Aug 28, 2020
Why Every Data Scientist Wants a Data Engineer
Are you asking your data scientist to perform data engineering tasks? If so, she may soon quit.
A data scientist or the new age unicorn is hard to find and harder to keep. The massive success of titans like Google, Facebook, Amazon, and LinkedIn has left frontrunners scampering to hire frantically for this role. But, their quest hardly halts at a great hire.
According to a recent poll conducted by KDnuggests, How long analytics/data science professionals stay at their jobs:
50% of respondents said they stayed with the previous organizations for less than two years.
In the same poll, the respondents also said they would like to stay with an organization for three to four and half years.
So what is making data scientists leave when they intend to stay? We dig into their roles to understand better:
What do Data Scientists do?
Data scientists clean, construct and analyze data. They work with R, SAS, Python, Matlab, SQL, Hive, Spark, and Pig to get insights.
In most organizations, the part that data scientists hate most is also the part they play the most.
Check the pie diagram showing the daily activities of data scientists. A major piece of this pie is consumed by the task of cleaning and constructing data sets.
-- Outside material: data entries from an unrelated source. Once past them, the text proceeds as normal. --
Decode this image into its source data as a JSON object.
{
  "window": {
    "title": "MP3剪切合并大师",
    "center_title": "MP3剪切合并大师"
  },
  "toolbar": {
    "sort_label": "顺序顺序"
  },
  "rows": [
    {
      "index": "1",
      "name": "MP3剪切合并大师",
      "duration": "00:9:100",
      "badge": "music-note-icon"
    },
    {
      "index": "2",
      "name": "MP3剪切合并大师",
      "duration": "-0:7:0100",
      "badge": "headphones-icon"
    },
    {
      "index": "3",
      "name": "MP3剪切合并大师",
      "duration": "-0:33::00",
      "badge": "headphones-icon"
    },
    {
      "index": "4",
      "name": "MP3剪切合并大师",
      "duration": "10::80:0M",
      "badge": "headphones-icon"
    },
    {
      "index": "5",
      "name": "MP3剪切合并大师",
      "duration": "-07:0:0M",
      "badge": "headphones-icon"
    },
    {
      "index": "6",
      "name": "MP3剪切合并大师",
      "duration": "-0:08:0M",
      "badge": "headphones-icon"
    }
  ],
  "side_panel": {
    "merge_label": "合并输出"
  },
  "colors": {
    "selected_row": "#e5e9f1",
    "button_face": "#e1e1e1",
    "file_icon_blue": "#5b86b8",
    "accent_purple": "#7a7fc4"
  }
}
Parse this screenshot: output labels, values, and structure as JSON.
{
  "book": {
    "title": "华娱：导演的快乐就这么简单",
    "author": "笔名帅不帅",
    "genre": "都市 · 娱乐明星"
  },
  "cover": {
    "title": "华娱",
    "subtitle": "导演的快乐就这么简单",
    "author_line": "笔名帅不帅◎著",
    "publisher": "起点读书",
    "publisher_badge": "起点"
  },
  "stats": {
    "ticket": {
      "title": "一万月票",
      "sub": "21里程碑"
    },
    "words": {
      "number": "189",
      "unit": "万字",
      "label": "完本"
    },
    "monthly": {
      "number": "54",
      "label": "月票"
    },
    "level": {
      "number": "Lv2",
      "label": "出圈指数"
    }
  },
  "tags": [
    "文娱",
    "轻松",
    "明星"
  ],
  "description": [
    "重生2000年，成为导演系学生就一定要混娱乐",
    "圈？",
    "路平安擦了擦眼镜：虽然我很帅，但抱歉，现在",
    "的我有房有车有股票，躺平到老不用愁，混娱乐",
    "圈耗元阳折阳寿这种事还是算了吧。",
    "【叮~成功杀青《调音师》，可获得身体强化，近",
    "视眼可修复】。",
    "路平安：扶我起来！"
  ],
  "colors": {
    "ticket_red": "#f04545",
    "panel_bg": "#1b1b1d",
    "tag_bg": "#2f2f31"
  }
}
This is way slimmer than the part they like most i.e. finding data patterns and building training data sets.
What Do Data Engineers Do?
A data engineer develops, builds, tests, and maintains architectures. She uses languages like SQL, Hive, Pig, R, Matlab, SAS, SPSS, Python, Java, Ruby, Perl, and C++ to do so. With a strong technical background and a command over creating and integrating APIs, data engineers are champions of data pipelining and performance optimization.
In other words, data engineers ready the data for the Data Scientists to use.
Their roles can change as per the requirement. “In smaller companies — where no data infrastructure team has yet been formalized — the data engineering role may also cover the workload around setting up and operating the organization’s data infrastructure” - Maxime Beauchemin, data engineer extraordinaire at Airbnb
How Data Engineers Help Data Scientists
Both facilitate what the other needs. Data engineers lay the groundwork on which data scientists build the structure. Without the groundwork, the structure will fall and without the structure, the groundwork will be useless.
A data scientist cannot perform her job without access to the required volume of clean data which, in the most suitable scenarios, comes from data engineers.
In many organizations, data scientists and engineers work hand-in-hand often collaborating on tasks and overlapping their responsibilities. While data scientists don’t mind occasionally pitching in the data engineer’s role, they certainly wouldn’t be too pleased about handling the entire gamut of activities.
Contrarily, in organizations where the two don’t get along so well, projects are reduced to bumpy roads with endless bottlenecks. Findings from Venturebeat say, 87% of machine learning projects don’t make it into production because of a lack of collaboration and data concerns among data engineers and data scientists.
Fortunately, this scenario can be greatly improved by incorporating the following tips:
Don’t look for a magical hybrid of a data scientist and a data engineer. It doesn’t exist.
Look for an engineer who wants to take a larger set of responsibilities and doesn’t just want to stick to the backend. A data engineer who is interested in building tools for the team can greatly ease the tasks for the data scientist.
Understand the role you are hiring for and ask relevant questions while hiring.
Most importantly, ask this question - Do you have the right number and kind of engineers to support your data scientist?